Divided into two parts


(1) data reading, which is the starting point of Flink stream computing applications, commonly used operators are

: read from memory: fromElements, read from

files: readTextFile, Socket access: socketTextStream, you can also customize reading: addSource, mainly from kafka to get data

(2) Operators for processing data, mainly used in the conversion process

Commonly used operators include: Map (single input and single output), FlatMap (single input, multiple output), Filter (filter), KeyBy (group), Reduce (aggregate), Window (window), Connect (connection), Split (split), etc.

12. How does Flink calculate real-time topN?

To implement the TopN function, Flink mainly does the following operations: Flink

receives kafka data sources;

Based on EventTime processing, specify Watermark, where DataStream’s assignTimestampsAndWatermarks method is called, to extract the time and set watermark.

Convert Kafka’s json-formatted data into entity class objects.

Grouping is based on user Username, and a sliding window can be used for real-time statistics TopN. Set the window length to 10s, slide (slide) 5s each time, that is, update the ranking data in the past 10s in 5 seconds.


.timeWindow(Time.seconds(10), Time.seconds(5))

.aggregate(new CountAgg(), new WindowResultFunction())

Using .aggregate(AggregateFunction af, WindowFunction wf) for incremental aggregation operations, it can use AggregateFunction to aggregate data in advance and reduce the storage pressure of the state.

CountAgg implements the AggregateFunction interface, which counts the number of entries in the window, that is, adds one when it encounters a piece of data.

WindowFunction outputs the aggregated results of each key and each window with other information. The WindowResultFunction implemented here encapsulates the user name, window, and access volume into a UserViewCount for output.

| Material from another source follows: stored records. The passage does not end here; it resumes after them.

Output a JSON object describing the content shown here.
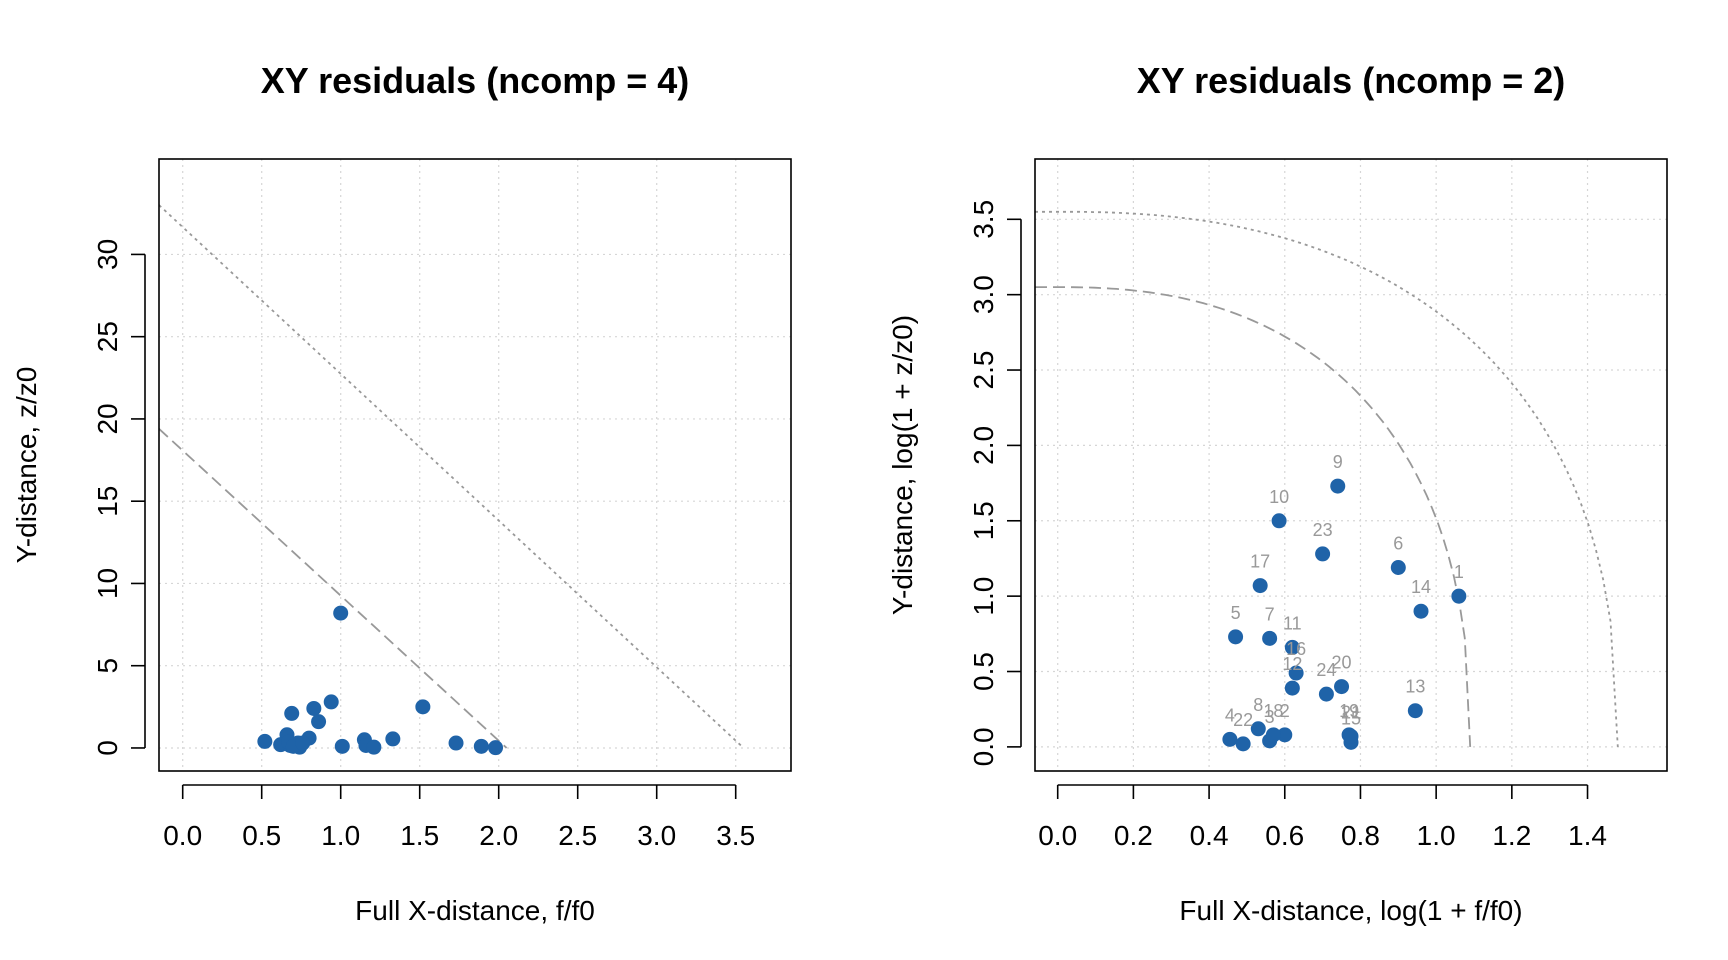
{
  "colors": {
    "points": "#1f63a8",
    "point_labels": "#999999",
    "grid": "#d6d6d6",
    "limit_lines": "#999999"
  },
  "chart_data": [
    {
      "type": "scatter",
      "title": "XY residuals (ncomp = 4)",
      "xlabel": "Full X-distance, f/f0",
      "ylabel": "Y-distance, z/z0",
      "xlim": [
        -0.15,
        3.85
      ],
      "ylim": [
        -1.4,
        35.8
      ],
      "x_ticks": [
        0.0,
        0.5,
        1.0,
        1.5,
        2.0,
        2.5,
        3.0,
        3.5
      ],
      "x_tick_labels": [
        "0.0",
        "0.5",
        "1.0",
        "1.5",
        "2.0",
        "2.5",
        "3.0",
        "3.5"
      ],
      "y_ticks": [
        0,
        5,
        10,
        15,
        20,
        25,
        30
      ],
      "y_tick_labels": [
        "0",
        "5",
        "10",
        "15",
        "20",
        "25",
        "30"
      ],
      "grid": true,
      "limit_lines": [
        {
          "style": "dashed",
          "points": [
            [
              -0.15,
              19.4
            ],
            [
              2.05,
              0
            ]
          ]
        },
        {
          "style": "dotted",
          "points": [
            [
              -0.15,
              33.0
            ],
            [
              3.55,
              0
            ]
          ]
        }
      ],
      "points": [
        {
          "x": 1.0,
          "y": 8.2
        },
        {
          "x": 0.94,
          "y": 2.8
        },
        {
          "x": 1.52,
          "y": 2.5
        },
        {
          "x": 0.83,
          "y": 2.4
        },
        {
          "x": 0.69,
          "y": 2.1
        },
        {
          "x": 0.86,
          "y": 1.6
        },
        {
          "x": 0.66,
          "y": 0.8
        },
        {
          "x": 0.8,
          "y": 0.6
        },
        {
          "x": 1.15,
          "y": 0.5
        },
        {
          "x": 1.33,
          "y": 0.55
        },
        {
          "x": 0.52,
          "y": 0.4
        },
        {
          "x": 0.73,
          "y": 0.3
        },
        {
          "x": 1.73,
          "y": 0.3
        },
        {
          "x": 0.62,
          "y": 0.2
        },
        {
          "x": 0.68,
          "y": 0.15
        },
        {
          "x": 1.16,
          "y": 0.15
        },
        {
          "x": 1.89,
          "y": 0.1
        },
        {
          "x": 1.01,
          "y": 0.1
        },
        {
          "x": 0.74,
          "y": 0.05
        },
        {
          "x": 1.21,
          "y": 0.05
        },
        {
          "x": 1.98,
          "y": 0.02
        },
        {
          "x": 0.67,
          "y": 0.35
        },
        {
          "x": 0.7,
          "y": 0.1
        },
        {
          "x": 0.76,
          "y": 0.3
        }
      ]
    },
    {
      "type": "scatter",
      "title": "XY residuals (ncomp = 2)",
      "xlabel": "Full X-distance, log(1 + f/f0)",
      "ylabel": "Y-distance, log(1 + z/z0)",
      "xlim": [
        -0.06,
        1.61
      ],
      "ylim": [
        -0.16,
        3.9
      ],
      "x_ticks": [
        0.0,
        0.2,
        0.4,
        0.6,
        0.8,
        1.0,
        1.2,
        1.4
      ],
      "x_tick_labels": [
        "0.0",
        "0.2",
        "0.4",
        "0.6",
        "0.8",
        "1.0",
        "1.2",
        "1.4"
      ],
      "y_ticks": [
        0.0,
        0.5,
        1.0,
        1.5,
        2.0,
        2.5,
        3.0,
        3.5
      ],
      "y_tick_labels": [
        "0.0",
        "0.5",
        "1.0",
        "1.5",
        "2.0",
        "2.5",
        "3.0",
        "3.5"
      ],
      "grid": true,
      "limit_curves": [
        {
          "style": "dashed",
          "x_intercept": 1.09,
          "y_intercept": 3.05
        },
        {
          "style": "dotted",
          "x_intercept": 1.48,
          "y_intercept": 3.55
        }
      ],
      "points": [
        {
          "label": "1",
          "x": 1.06,
          "y": 1.0
        },
        {
          "label": "2",
          "x": 0.6,
          "y": 0.08
        },
        {
          "label": "3",
          "x": 0.56,
          "y": 0.04
        },
        {
          "label": "4",
          "x": 0.455,
          "y": 0.05
        },
        {
          "label": "5",
          "x": 0.47,
          "y": 0.73
        },
        {
          "label": "6",
          "x": 0.9,
          "y": 1.19
        },
        {
          "label": "7",
          "x": 0.56,
          "y": 0.72
        },
        {
          "label": "8",
          "x": 0.53,
          "y": 0.12
        },
        {
          "label": "9",
          "x": 0.74,
          "y": 1.73
        },
        {
          "label": "10",
          "x": 0.585,
          "y": 1.5
        },
        {
          "label": "11",
          "x": 0.62,
          "y": 0.66
        },
        {
          "label": "12",
          "x": 0.62,
          "y": 0.39
        },
        {
          "label": "13",
          "x": 0.945,
          "y": 0.24
        },
        {
          "label": "14",
          "x": 0.96,
          "y": 0.9
        },
        {
          "label": "15",
          "x": 0.775,
          "y": 0.03
        },
        {
          "label": "16",
          "x": 0.63,
          "y": 0.49
        },
        {
          "label": "17",
          "x": 0.535,
          "y": 1.07
        },
        {
          "label": "18",
          "x": 0.57,
          "y": 0.08
        },
        {
          "label": "19",
          "x": 0.77,
          "y": 0.08
        },
        {
          "label": "20",
          "x": 0.75,
          "y": 0.4
        },
        {
          "label": "21",
          "x": 0.775,
          "y": 0.07
        },
        {
          "label": "22",
          "x": 0.49,
          "y": 0.02
        },
        {
          "label": "23",
          "x": 0.7,
          "y": 1.28
        },
        {
          "label": "24",
          "x": 0.71,
          "y": 0.35
        }
      ]
    }
  ]
}
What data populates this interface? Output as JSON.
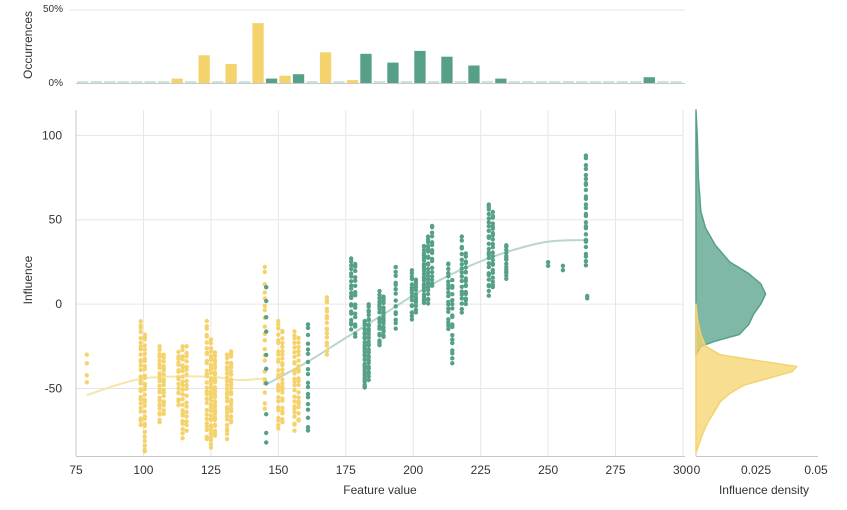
{
  "colors": {
    "yellow": "#f5d36c",
    "green": "#56a08a",
    "yellow_curve": "#f6e6a8",
    "green_curve": "#b8d6cc",
    "grid": "#e6e6e6",
    "axis": "#c8c8c8",
    "text": "#333333",
    "flat_bar": "#cfe3de"
  },
  "chart_data": [
    {
      "id": "top",
      "type": "bar",
      "ylabel": "Occurrences",
      "yticks": [
        "50%",
        "0%"
      ],
      "xlim": [
        75,
        300
      ],
      "bin_width": 5,
      "bars": [
        {
          "x": 77.5,
          "v": 0.3,
          "c": "flat"
        },
        {
          "x": 82.5,
          "v": 0.3,
          "c": "flat"
        },
        {
          "x": 87.5,
          "v": 0.3,
          "c": "flat"
        },
        {
          "x": 92.5,
          "v": 0.3,
          "c": "flat"
        },
        {
          "x": 97.5,
          "v": 0.3,
          "c": "flat"
        },
        {
          "x": 102.5,
          "v": 0.3,
          "c": "flat"
        },
        {
          "x": 107.5,
          "v": 0.3,
          "c": "flat"
        },
        {
          "x": 112.5,
          "v": 3,
          "c": "yellow"
        },
        {
          "x": 117.5,
          "v": 0.3,
          "c": "flat"
        },
        {
          "x": 122.5,
          "v": 19,
          "c": "yellow"
        },
        {
          "x": 127.5,
          "v": 0.3,
          "c": "flat"
        },
        {
          "x": 132.5,
          "v": 13,
          "c": "yellow"
        },
        {
          "x": 137.5,
          "v": 0.3,
          "c": "flat"
        },
        {
          "x": 142.5,
          "v": 41,
          "c": "yellow"
        },
        {
          "x": 147.5,
          "v": 3,
          "c": "green"
        },
        {
          "x": 152.5,
          "v": 5,
          "c": "yellow"
        },
        {
          "x": 157.5,
          "v": 6,
          "c": "green"
        },
        {
          "x": 162.5,
          "v": 0.3,
          "c": "flat"
        },
        {
          "x": 167.5,
          "v": 21,
          "c": "yellow"
        },
        {
          "x": 172.5,
          "v": 0.3,
          "c": "flat"
        },
        {
          "x": 177.5,
          "v": 2,
          "c": "yellow"
        },
        {
          "x": 182.5,
          "v": 20,
          "c": "green"
        },
        {
          "x": 187.5,
          "v": 0.3,
          "c": "flat"
        },
        {
          "x": 192.5,
          "v": 14,
          "c": "green"
        },
        {
          "x": 197.5,
          "v": 0.3,
          "c": "flat"
        },
        {
          "x": 202.5,
          "v": 22,
          "c": "green"
        },
        {
          "x": 207.5,
          "v": 0.3,
          "c": "flat"
        },
        {
          "x": 212.5,
          "v": 18,
          "c": "green"
        },
        {
          "x": 217.5,
          "v": 0.3,
          "c": "flat"
        },
        {
          "x": 222.5,
          "v": 12,
          "c": "green"
        },
        {
          "x": 227.5,
          "v": 0.3,
          "c": "flat"
        },
        {
          "x": 232.5,
          "v": 3,
          "c": "green"
        },
        {
          "x": 237.5,
          "v": 0.3,
          "c": "flat"
        },
        {
          "x": 242.5,
          "v": 0.3,
          "c": "flat"
        },
        {
          "x": 247.5,
          "v": 0.3,
          "c": "flat"
        },
        {
          "x": 252.5,
          "v": 0.3,
          "c": "flat"
        },
        {
          "x": 257.5,
          "v": 0.3,
          "c": "flat"
        },
        {
          "x": 262.5,
          "v": 0.3,
          "c": "flat"
        },
        {
          "x": 267.5,
          "v": 0.3,
          "c": "flat"
        },
        {
          "x": 272.5,
          "v": 0.3,
          "c": "flat"
        },
        {
          "x": 277.5,
          "v": 0.3,
          "c": "flat"
        },
        {
          "x": 282.5,
          "v": 0.3,
          "c": "flat"
        },
        {
          "x": 287.5,
          "v": 4,
          "c": "green"
        },
        {
          "x": 292.5,
          "v": 0.3,
          "c": "flat"
        },
        {
          "x": 297.5,
          "v": 0.3,
          "c": "flat"
        }
      ],
      "ylim": [
        0,
        50
      ]
    },
    {
      "id": "main",
      "type": "scatter",
      "xlabel": "Feature value",
      "ylabel": "Influence",
      "xlim": [
        75,
        300
      ],
      "ylim": [
        -90,
        115
      ],
      "xticks": [
        75,
        100,
        125,
        150,
        175,
        200,
        225,
        250,
        275,
        300
      ],
      "yticks": [
        100,
        50,
        0,
        -50
      ],
      "columns": [
        {
          "x": 79,
          "c": "yellow",
          "ymin": -47,
          "ymax": -30,
          "n": 4
        },
        {
          "x": 99,
          "c": "yellow",
          "ymin": -72,
          "ymax": -10,
          "n": 26
        },
        {
          "x": 100.5,
          "c": "yellow",
          "ymin": -88,
          "ymax": -17,
          "n": 30
        },
        {
          "x": 106,
          "c": "yellow",
          "ymin": -70,
          "ymax": -25,
          "n": 22
        },
        {
          "x": 107.5,
          "c": "yellow",
          "ymin": -65,
          "ymax": -30,
          "n": 18
        },
        {
          "x": 113,
          "c": "yellow",
          "ymin": -60,
          "ymax": -28,
          "n": 16
        },
        {
          "x": 114.5,
          "c": "yellow",
          "ymin": -80,
          "ymax": -25,
          "n": 22
        },
        {
          "x": 116,
          "c": "yellow",
          "ymin": -75,
          "ymax": -25,
          "n": 18
        },
        {
          "x": 123.5,
          "c": "yellow",
          "ymin": -80,
          "ymax": -10,
          "n": 28
        },
        {
          "x": 125,
          "c": "yellow",
          "ymin": -85,
          "ymax": -20,
          "n": 34
        },
        {
          "x": 126.5,
          "c": "yellow",
          "ymin": -78,
          "ymax": -28,
          "n": 30
        },
        {
          "x": 131,
          "c": "yellow",
          "ymin": -80,
          "ymax": -30,
          "n": 24
        },
        {
          "x": 132.5,
          "c": "yellow",
          "ymin": -70,
          "ymax": -28,
          "n": 22
        },
        {
          "x": 145,
          "c": "yellow",
          "ymin": -62,
          "ymax": 22,
          "n": 20
        },
        {
          "x": 145.5,
          "c": "green",
          "ymin": -82,
          "ymax": 10,
          "n": 10
        },
        {
          "x": 150,
          "c": "yellow",
          "ymin": -75,
          "ymax": -10,
          "n": 24
        },
        {
          "x": 151.5,
          "c": "yellow",
          "ymin": -70,
          "ymax": -15,
          "n": 24
        },
        {
          "x": 156,
          "c": "yellow",
          "ymin": -75,
          "ymax": -15,
          "n": 24
        },
        {
          "x": 157.5,
          "c": "yellow",
          "ymin": -70,
          "ymax": -20,
          "n": 20
        },
        {
          "x": 161,
          "c": "green",
          "ymin": -75,
          "ymax": -12,
          "n": 18
        },
        {
          "x": 168,
          "c": "yellow",
          "ymin": -30,
          "ymax": 5,
          "n": 16
        },
        {
          "x": 177,
          "c": "green",
          "ymin": -15,
          "ymax": 27,
          "n": 20
        },
        {
          "x": 178.5,
          "c": "green",
          "ymin": -20,
          "ymax": 25,
          "n": 16
        },
        {
          "x": 182,
          "c": "green",
          "ymin": -50,
          "ymax": -10,
          "n": 30
        },
        {
          "x": 183.5,
          "c": "green",
          "ymin": -45,
          "ymax": 0,
          "n": 28
        },
        {
          "x": 187.5,
          "c": "green",
          "ymin": -25,
          "ymax": 8,
          "n": 18
        },
        {
          "x": 189,
          "c": "green",
          "ymin": -20,
          "ymax": 5,
          "n": 16
        },
        {
          "x": 193.5,
          "c": "green",
          "ymin": -15,
          "ymax": 22,
          "n": 14
        },
        {
          "x": 199.5,
          "c": "green",
          "ymin": -10,
          "ymax": 20,
          "n": 16
        },
        {
          "x": 201,
          "c": "green",
          "ymin": -5,
          "ymax": 15,
          "n": 12
        },
        {
          "x": 204,
          "c": "green",
          "ymin": 0,
          "ymax": 35,
          "n": 24
        },
        {
          "x": 205.5,
          "c": "green",
          "ymin": 0,
          "ymax": 40,
          "n": 22
        },
        {
          "x": 207,
          "c": "green",
          "ymin": 10,
          "ymax": 47,
          "n": 16
        },
        {
          "x": 213,
          "c": "green",
          "ymin": -15,
          "ymax": 25,
          "n": 18
        },
        {
          "x": 214.5,
          "c": "green",
          "ymin": -35,
          "ymax": 15,
          "n": 18
        },
        {
          "x": 218,
          "c": "green",
          "ymin": -5,
          "ymax": 40,
          "n": 18
        },
        {
          "x": 219.5,
          "c": "green",
          "ymin": 0,
          "ymax": 30,
          "n": 16
        },
        {
          "x": 228,
          "c": "green",
          "ymin": 5,
          "ymax": 60,
          "n": 24
        },
        {
          "x": 229.5,
          "c": "green",
          "ymin": 10,
          "ymax": 55,
          "n": 22
        },
        {
          "x": 234.5,
          "c": "green",
          "ymin": 15,
          "ymax": 35,
          "n": 14
        },
        {
          "x": 250,
          "c": "green",
          "ymin": 22,
          "ymax": 25,
          "n": 2
        },
        {
          "x": 255.5,
          "c": "green",
          "ymin": 20,
          "ymax": 23,
          "n": 2
        },
        {
          "x": 264,
          "c": "green",
          "ymin": 23,
          "ymax": 88,
          "n": 26
        },
        {
          "x": 264.5,
          "c": "green",
          "ymin": 3,
          "ymax": 5,
          "n": 2
        }
      ],
      "curves": [
        {
          "c": "yellow_curve",
          "points": [
            [
              79,
              -54
            ],
            [
              90,
              -48
            ],
            [
              100,
              -44
            ],
            [
              110,
              -43
            ],
            [
              125,
              -43
            ],
            [
              135,
              -45
            ],
            [
              145,
              -44
            ]
          ]
        },
        {
          "c": "green_curve",
          "points": [
            [
              145,
              -48
            ],
            [
              160,
              -35
            ],
            [
              175,
              -20
            ],
            [
              190,
              -5
            ],
            [
              205,
              10
            ],
            [
              220,
              22
            ],
            [
              235,
              31
            ],
            [
              250,
              37
            ],
            [
              265,
              38
            ]
          ]
        }
      ]
    },
    {
      "id": "density",
      "type": "area",
      "xlabel": "Influence density",
      "xticks": [
        "0",
        "0.025",
        "0.05"
      ],
      "xlim": [
        0,
        0.05
      ],
      "series": [
        {
          "name": "green",
          "c": "green",
          "points": [
            [
              115,
              0
            ],
            [
              100,
              0.0005
            ],
            [
              75,
              0.001
            ],
            [
              55,
              0.002
            ],
            [
              45,
              0.004
            ],
            [
              35,
              0.008
            ],
            [
              25,
              0.014
            ],
            [
              18,
              0.022
            ],
            [
              12,
              0.027
            ],
            [
              6,
              0.029
            ],
            [
              0,
              0.027
            ],
            [
              -6,
              0.024
            ],
            [
              -12,
              0.022
            ],
            [
              -18,
              0.018
            ],
            [
              -22,
              0.008
            ],
            [
              -25,
              0.002
            ],
            [
              -30,
              0
            ]
          ]
        },
        {
          "name": "yellow",
          "c": "yellow",
          "points": [
            [
              0,
              0
            ],
            [
              -8,
              0.0005
            ],
            [
              -18,
              0.002
            ],
            [
              -25,
              0.004
            ],
            [
              -30,
              0.01
            ],
            [
              -34,
              0.028
            ],
            [
              -37,
              0.042
            ],
            [
              -40,
              0.04
            ],
            [
              -44,
              0.03
            ],
            [
              -48,
              0.02
            ],
            [
              -53,
              0.014
            ],
            [
              -58,
              0.01
            ],
            [
              -63,
              0.008
            ],
            [
              -70,
              0.005
            ],
            [
              -76,
              0.003
            ],
            [
              -82,
              0.0015
            ],
            [
              -88,
              0
            ]
          ]
        }
      ]
    }
  ]
}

In order to count the active users under each window, we need to group by window again and perform the keyBy() operation according to the windowEnd in UserViewCount. Then use ProcessFunction to implement a custom TopN function TopNHotItems to count the top 3 users in terms of clicks and format the ranking results into strings for subsequent output.


.process(new TopNHotUsers(3))


ProcessFunction is a low-level API provided by Flink that mainly provides the functionality of timer timers. Use timer to determine when the access data of all users under a certain window is collected. Since the progress of the watermark is global, in the processElement method, whenever a piece of data ItemViewCount is received, a timer of windowEnd+1 is registered. When the timer of windowEnd+1 is triggered, it means that the watermark of windowEnd+1 is received, that is, all user window statistics under the windowEnd are collected. Then use onTimer() to sort all the products and clicks collected, select TopN, and format the ranking information into a string for output.

Use ListState to store each UserViewCount message received, guaranteeing non-loss and consistency of state data in the event of a failure. ListState is a State API similar to the Java List interface provided by Flink, which integrates the framework checkpoint mechanism to guarantee exactly-once semantics.